I recently read a quote by Charles Spurgeon in which he said “Have you no wish for others to be saved? Then you’re not saved yourself, be sure of that!” All of us must be concerned about the spreading of the gospel and the sharing of good news. That may not come easy to you. It is possible that it did not come easy for Timothy either. The Apostle Paul would write to him in 2 Timothy 4:5 that he should “do the work of an evangelist”. He did not say he had the office or a gift, but he did tell Timothy he was obligated to do the work of evangelizing. Work is not always fun or exciting, but it must be done. In Christianity, evangelism is work that must be done.
There are things we can lean on when we do not feel like we are an evangelist.

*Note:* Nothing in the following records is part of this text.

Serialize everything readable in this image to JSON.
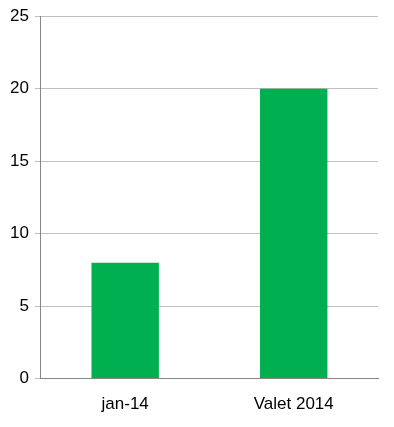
{
  "chart_data": {
    "type": "bar",
    "categories": [
      "jan-14",
      "Valet 2014"
    ],
    "values": [
      8,
      20
    ],
    "color": "#00b050",
    "ylim": [
      0,
      25
    ],
    "yticks": [
      0,
      5,
      10,
      15,
      20,
      25
    ],
    "grid": true
  }
}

For example, all of us have been given the the task of, or the ministry of reconciliation. 2 Corinthians 5:18 (NLT) says, “And all of this is a gift from God, who brought us back to himself through Christ. And God has given us this task of reconciling people to him.” Because we have been reconciled, we have the task of reconciling others to God. Because of what we have received, we are obligated to participate in the same process with others. Admittedly, the current climate of our world can make it even more intimidating to share our personal story of faith with others. The flip side is that it also provides significant opportunities for us to speak into people’s lives as they seek answers for turbulent, violent and hate-filled situations.
If you ever wonder how unbelievers feel about evangelism, I want to share with you a quote I heard from Penn Jillette. Penn is the talking half of the show “Penn & Teller”. They have a standing show in Las Vegas but are known worldwide for their magic performances. Penn Jillette is a very outspoken atheist, but he shares an interesting story about a man who brought him a New Testament and placed it in his hand one night after a show. He talks about how kind and considerate the man was. Though it did not change his belief or cause Penn to come to faith in Christ, something he said about that event made an impression that has always stuck with me. He was asked if evangelism was offensive to him and Penn Jillette responded, ““How much do you have to HATE somebody to believe everlasting life is possible and not tell them that?”. Even a devout atheist believed that if you think you have the answer of eternal life, you are obligated to share it.
I challenge you to do the work associated with evangelism. Tackle the task of reconciling people to God. Each of us has an obligation. Let’s love the world and not hate it.